Matte height is routinely measured by copper foil manufacturers and users, with a stylus type instrument which measures peak to valley amplitude.
Traditionally, in electroplating, the type of deposit that is best for the properties of the core of the foil is obtained from hot, concentrated electrolytes with moderate current densities. The type of deposit that is best for the properties of the matte surface or bonding surface are obtained from colder and more diluted electrolytes, with high current densities. Thus, the fabrication of the base foil and the bonding treatment are typically separated.
This, however, is a traditional view, since one can obtain very different crystalline structures in the electrodeposited copper, using the same electrolyte, by varying the other factors pertaining to the mass transfer.

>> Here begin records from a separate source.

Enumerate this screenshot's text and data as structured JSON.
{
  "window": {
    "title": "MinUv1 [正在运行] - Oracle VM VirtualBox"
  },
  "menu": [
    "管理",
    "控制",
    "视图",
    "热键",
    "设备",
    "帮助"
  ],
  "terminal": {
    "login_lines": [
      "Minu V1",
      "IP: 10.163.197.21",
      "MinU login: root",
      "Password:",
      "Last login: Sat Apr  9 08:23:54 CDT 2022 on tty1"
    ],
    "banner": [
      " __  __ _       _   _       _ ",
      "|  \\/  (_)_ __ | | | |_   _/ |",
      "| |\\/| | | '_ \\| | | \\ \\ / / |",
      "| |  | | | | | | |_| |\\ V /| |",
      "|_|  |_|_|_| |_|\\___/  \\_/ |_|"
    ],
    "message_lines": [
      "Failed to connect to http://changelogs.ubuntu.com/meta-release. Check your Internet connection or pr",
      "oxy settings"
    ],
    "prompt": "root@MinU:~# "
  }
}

In recent times, considerable advances have been made in the application of mass transfer principles to the practice of electroplating. For example, it is known that turbulent, rather than laminar, flow of the electrolytes in the anodecathode gap can increase limiting current densities, since the former can decrease diffusion-layer thickness.
U.S. Pat. No. 3,674,656 discloses a technique using a secondary anode delivering a relatively high current density to promote high-profile, high-bond matte height. While good bonding ability is achieved, the matte side of the foil, by the patent's own description is "highly roughened", in the form of "tree like growth", and would not satisfy the requirement of low-profile cross-section.
International patent No. W08703915 teaches a technique that combines agitating the electrolyte while using a secondary pulsed current having a current density greater than the limiting current density to produce copper foil having a nodularized outer surface. This technique, however, apparently does not achieve fabrication of low profile foil.
On the other hand, while low profile copper foil is currently achieved for commercial sale, it is achieved at the expense of very low production rates and/or at very low yields. It is believed that this foil production is achieved by very careful control of the more traditional process and equipment.
Such a prior art process, illustrated in FIG. 6, involves not only the separate step of treating the matte surface for bonding ability, but also a subsequent encapsulating or gilding step, a subsequent deposit of a barrier layer, typically a zinc layer, followed by a stain-proofing step (passivation) and followed by rinsing, drying and cutting. Such prior art processes are complicated and costly.